Una doverosa premessa a questo post: non ho alcun legame di parentela o amicizia con Paolo Menis del Movimento 5 Stelle, che ho incontrato per la prima volta in Piazza dell’unità d’ Italia un’ora prima che iniziasse lo spoglio delle schede elettorali. Menis, 38enne esperto web, ha portato a casa il 6,1% di preferenze nella città più nazionalista e forse anche più di destra d’ Italia.

I grillini di Trieste hanno saputo fare meglio dei colleghi di Milano (3,22%) e di Torino (5%) e sono stati superati solo dal successo a due cifre conquistato a Bologna. Eppure, nell’editoriale del blog di Beppe Grillo, non c’è alcuna traccia di Menis e dei suoi amici di movimento di Trieste. Peccato davvero. Perché secondo le logiche a cui si ispira il “Movimento 5 Stelle questi sconosciuti triestini sono un esempio.

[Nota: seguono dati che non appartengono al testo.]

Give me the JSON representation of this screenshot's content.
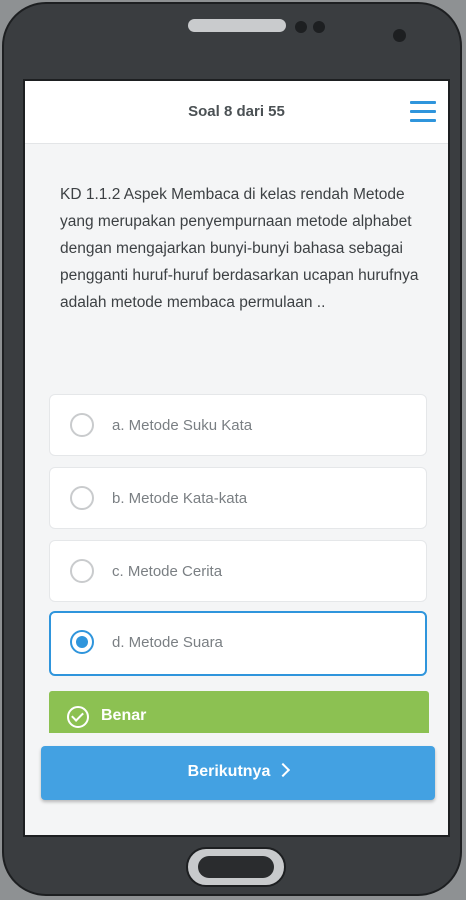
{
  "header": {
    "title": "Soal 8 dari 55",
    "menu_icon": "hamburger-menu-icon"
  },
  "question": {
    "text": "KD 1.1.2 Aspek Membaca di kelas rendah Metode yang merupakan penyempurnaan metode alphabet dengan mengajarkan bunyi-bunyi bahasa sebagai pengganti huruf-huruf berdasarkan ucapan hurufnya adalah metode membaca permulaan .."
  },
  "options": [
    {
      "label": "a. Metode Suku Kata",
      "selected": false
    },
    {
      "label": "b. Metode Kata-kata",
      "selected": false
    },
    {
      "label": "c. Metode Cerita",
      "selected": false
    },
    {
      "label": "d. Metode Suara",
      "selected": true
    }
  ],
  "result": {
    "label": "Benar",
    "icon": "check-circle-icon",
    "color": "#8cc152"
  },
  "footer": {
    "next_label": "Berikutnya",
    "icon": "chevron-right-icon",
    "color": "#43a1e2"
  },
  "colors": {
    "accent": "#2f95dc"
  }
}
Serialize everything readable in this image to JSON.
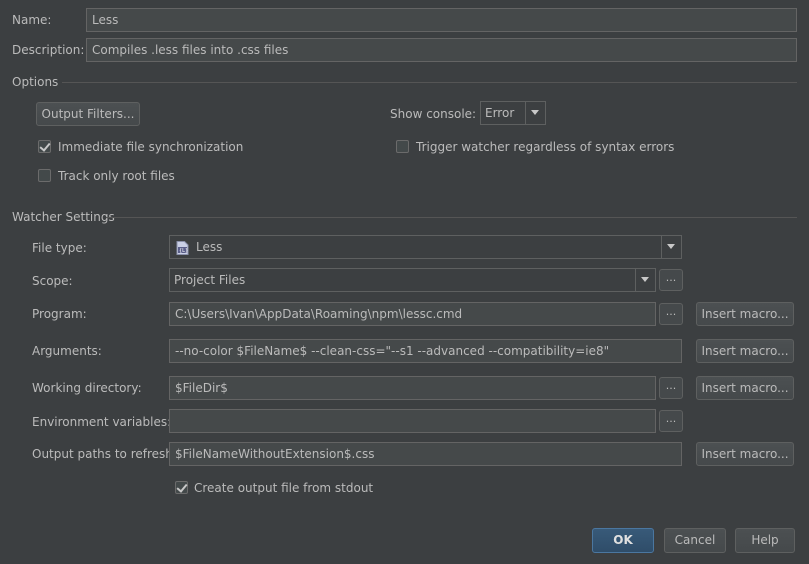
{
  "name": {
    "label": "Name:",
    "value": "Less"
  },
  "description": {
    "label": "Description:",
    "value": "Compiles .less files into .css files"
  },
  "options": {
    "section_title": "Options",
    "output_filters_button": "Output Filters...",
    "show_console": {
      "label": "Show console:",
      "value": "Error"
    },
    "immediate_sync": {
      "label": "Immediate file synchronization",
      "checked": true
    },
    "trigger_watcher": {
      "label": "Trigger watcher regardless of syntax errors",
      "checked": false
    },
    "track_root": {
      "label": "Track only root files",
      "checked": false
    }
  },
  "watcher": {
    "section_title": "Watcher Settings",
    "file_type": {
      "label": "File type:",
      "value": "Less",
      "icon": "less-file-icon"
    },
    "scope": {
      "label": "Scope:",
      "value": "Project Files"
    },
    "program": {
      "label": "Program:",
      "value": "C:\\Users\\Ivan\\AppData\\Roaming\\npm\\lessc.cmd"
    },
    "arguments": {
      "label": "Arguments:",
      "value": "--no-color $FileName$  --clean-css=\"--s1 --advanced --compatibility=ie8\""
    },
    "working_directory": {
      "label": "Working directory:",
      "value": "$FileDir$"
    },
    "env_vars": {
      "label": "Environment variables:",
      "value": ""
    },
    "output_paths": {
      "label": "Output paths to refresh:",
      "value": "$FileNameWithoutExtension$.css"
    },
    "create_output": {
      "label": "Create output file from stdout",
      "checked": true
    },
    "insert_macro_label": "Insert macro...",
    "ellipsis_label": "..."
  },
  "footer": {
    "ok": "OK",
    "cancel": "Cancel",
    "help": "Help"
  },
  "colors": {
    "background": "#3c3f41",
    "text": "#bbbbbb",
    "field": "#45494a",
    "primary": "#365880"
  }
}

Il motivo? Semplice: all’indomani del risultato. i big della politica triestina (bipartisan) alla domanda su chi fosse Menis rispondevano: “Non lo conosciamo”. Questo vuol dire che Paolo e gli iscritti al movimento non fanno parte di nessuna cricca. Che rappresentano autenticamente il nuovo che avanza, una ventata di aria fresca nella città della bora e che, soprattutto, c’è gente che ha creduto in loro e li ha votati. Rischiano di portare in consiglio comunale uno o forse due consiglieri, questi venuti quasi dal nulla e che solo a marzo hanno deciso di fare una lista. Hanno speso pochi euro di campagna elettorale e l’incontro con Beppe Grillo, a detta di tutti in città, è stato l’unico vero comizio di una campagna elettorale moscia (bipartisan).

Quindi, al caro Beppe Grillo (con il quale condivido l’amicizia con il simpatico Loris Tramontin), suggerisco di puntare su Paolo Menis e sul Movimento di Trieste. Perché se nella “dotta” Bologna il successo era del tutto probabile, lo era meno a Trieste dove spira bora, anche in primavera.